The cumulative distribution function for a function with normal distribution: $$\phi\left(x\right) = \frac{1}{2}\left(1+\textbf{erf}\left(\frac{x-\mu}{\sigma\sqrt{2}}\right)\right)$$
Where $\textbf{erf}$ is the error function: $$\textbf{erf}\left(z\right) = \frac{2}{\sqrt{\pi}}\int_0^z e^{-t^2} dt$$
Go has the error function $\textbf{erf}$ in the math
package, so it’s easy to write $\phi(x)$ as a higher-order-function, that takes the mean $\mu$ and the standard deviation $\sigma$ and gives us a function that only depends on the random variable x
.
With this we can write all the code necessary to solve the statistics problem mentioned above.
package main
import (
"fmt"
"math"
)
func phi(m float64, sd float64) func(float64) float64 {
return func(x float64) float64 {
z := (x - m) / sd / math.Sqrt(2)
return (1 + math.Erf(z)) / 2
}
}
func main() {
maxWeight, boxes, m, sd := 2630.0, 36.0, 72.0, 3.0
// the central limit theorem states that if we have a
// sufficiently large sample of n boxes, we can expect
// the mean of this sample to be equal to the statistical
// mean, and the σ_sample of the sample to be σ / sqrt(n)
zTable := phi(0, 1) // cumulative std. normal distribution
boxCritical := maxWeight / boxes
sdSample := sd / math.Sqrt(boxes)
// normalize for z-table use
z := (boxCritical - m) / sdSample
p := zTable(z)
// probability that boxes can be transported
fmt.Printf("%f\n", p)
}
Rust has only a minimal standard library by design, where the error function is not included.
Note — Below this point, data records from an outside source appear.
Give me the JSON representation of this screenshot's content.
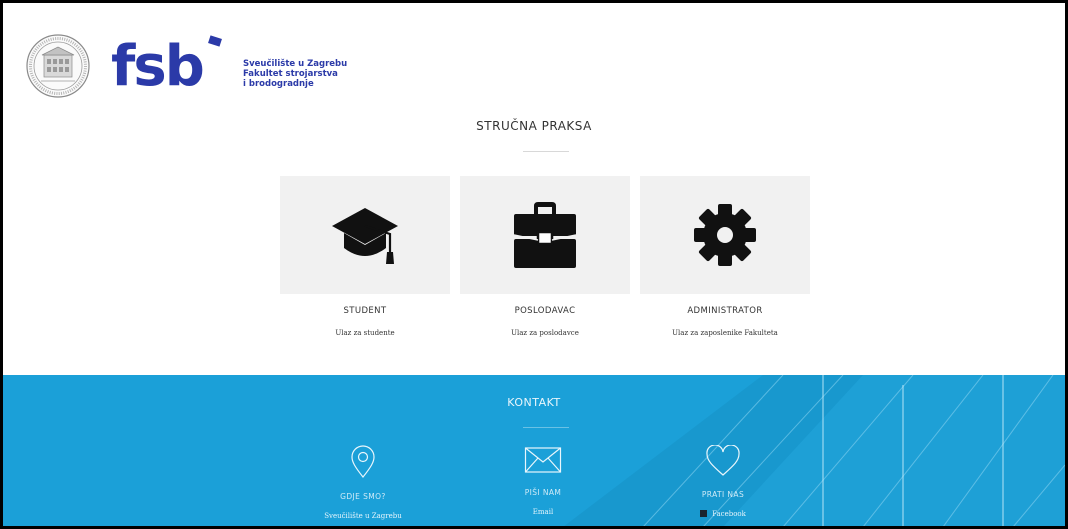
{
  "header": {
    "logo_text": "fsb",
    "university_lines": [
      "Sveučilište u Zagrebu",
      "Fakultet strojarstva",
      "i brodogradnje"
    ]
  },
  "main": {
    "title": "STRUČNA PRAKSA",
    "cards": [
      {
        "title": "STUDENT",
        "subtitle": "Ulaz za studente",
        "icon": "graduation-cap-icon"
      },
      {
        "title": "POSLODAVAC",
        "subtitle": "Ulaz za poslodavce",
        "icon": "briefcase-icon"
      },
      {
        "title": "ADMINISTRATOR",
        "subtitle": "Ulaz za zaposlenike Fakulteta",
        "icon": "gear-icon"
      }
    ]
  },
  "footer": {
    "title": "KONTAKT",
    "columns": [
      {
        "label": "GDJE SMO?",
        "value": "Sveučilište u Zagrebu",
        "icon": "location-pin-icon"
      },
      {
        "label": "PIŠI NAM",
        "value": "Email",
        "icon": "envelope-icon"
      },
      {
        "label": "PRATI NAS",
        "value": "Facebook",
        "icon": "heart-icon"
      }
    ]
  },
  "colors": {
    "brand_blue": "#2b3aa8",
    "footer_blue": "#1ba0d8",
    "card_bg": "#f1f1f1"
  }
}
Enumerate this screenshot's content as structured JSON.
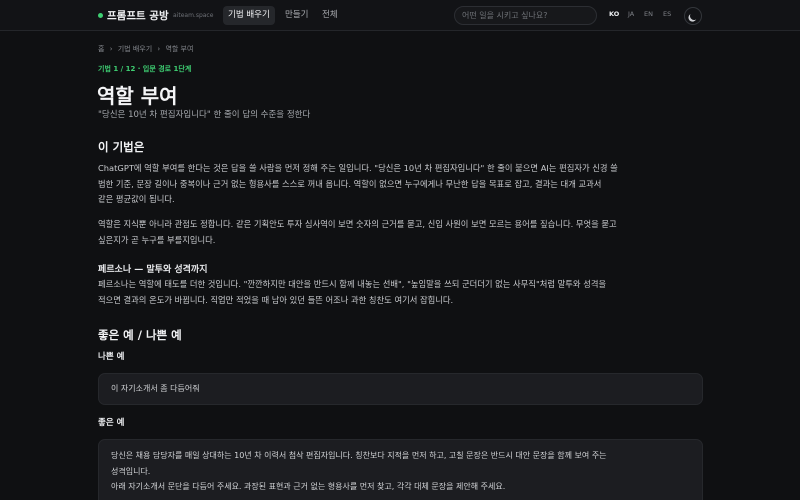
{
  "header": {
    "brand": "프롬프트 공방",
    "domain": "aiteam.space",
    "nav": [
      "기법 배우기",
      "만들기",
      "전체"
    ],
    "active_nav": "기법 배우기",
    "search_placeholder": "어떤 일을 시키고 싶나요?",
    "languages": [
      "KO",
      "JA",
      "EN",
      "ES"
    ],
    "active_language": "KO"
  },
  "breadcrumb": [
    "홈",
    "›",
    "기법 배우기",
    "›",
    "역할 부여"
  ],
  "meta": "기법 1 / 12 · 입문 경로 1단계",
  "title": "역할 부여",
  "subtitle": "\"당신은 10년 차 편집자입니다\" 한 줄이 답의 수준을 정한다",
  "section1": {
    "heading": "이 기법은",
    "para1": [
      "ChatGPT에 역할 부여를 한다는 것은 답을 쓸 사람을 먼저 정해 주는 일입니다. \"당신은 10년 차 편집자입니다\" 한 줄이 붙으면 AI는 편집자가 신경 쓸",
      "법한 기준, 문장 길이나 중복이나 근거 없는 형용사를 스스로 꺼내 옵니다. 역할이 없으면 누구에게나 무난한 답을 목표로 잡고, 결과는 대개 교과서",
      "같은 평균값이 됩니다."
    ],
    "para2": [
      "역할은 지식뿐 아니라 관점도 정합니다. 같은 기획안도 투자 심사역이 보면 숫자의 근거를 묻고, 신입 사원이 보면 모르는 용어를 짚습니다. 무엇을 묻고",
      "싶은지가 곧 누구를 부를지입니다."
    ],
    "subheading": "페르소나 — 말투와 성격까지",
    "para3": [
      "페르소나는 역할에 태도를 더한 것입니다. \"깐깐하지만 대안을 반드시 함께 내놓는 선배\", \"높임말을 쓰되 군더더기 없는 사무직\"처럼 말투와 성격을",
      "적으면 결과의 온도가 바뀝니다. 직업만 적었을 때 남아 있던 들뜬 어조나 과한 칭찬도 여기서 잡힙니다."
    ]
  },
  "section2": {
    "heading": "좋은 예 / 나쁜 예",
    "bad_label": "나쁜 예",
    "bad_example": "이 자기소개서 좀 다듬어줘",
    "good_label": "좋은 예",
    "good_example": [
      "당신은 채용 담당자를 매일 상대하는 10년 차 이력서 첨삭 편집자입니다. 칭찬보다 지적을 먼저 하고, 고칠 문장은 반드시 대안 문장을 함께 보여 주는",
      "성격입니다.",
      "",
      "아래 자기소개서 문단을 다듬어 주세요. 과장된 표현과 근거 없는 형용사를 먼저 찾고, 각각 대체 문장을 제안해 주세요."
    ]
  }
}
But you can use the libm crate for that.
use libm::erf;
fn phi(m: f64, sd: f64) -> impl Fn(f64) -> f64 {
move |x| {
(1.0 + erf((x - m) / sd / 2_f64.sqrt())) / 2.0
}
}
fn main() {
let max_weight : f64 = 2630.0; // in kg
let boxes : f64 = 36.0; // amount of boxes
let m : f64 = 72.0; // mean of the historic boxes
let sd : f64 = 3.0; // standard distribution of the historic boxes
let z_table = phi(0.0, 1.0); // cumulative std. normal distribution
let box_critical = max_weight / boxes;
let sd_sample = sd / boxes.sqrt();
// normalize for z-table use
let z = (box_critical - m) / sd_sample;
let p = z_table(z);
// probability that boxes can be transported
println!("{}", p);
}
We could have used the $\phi$ function without normalizing, since it can handle arbitrary means and standard deviations, but I wanted to show a way that mimics how you would do it by hand using a z-table.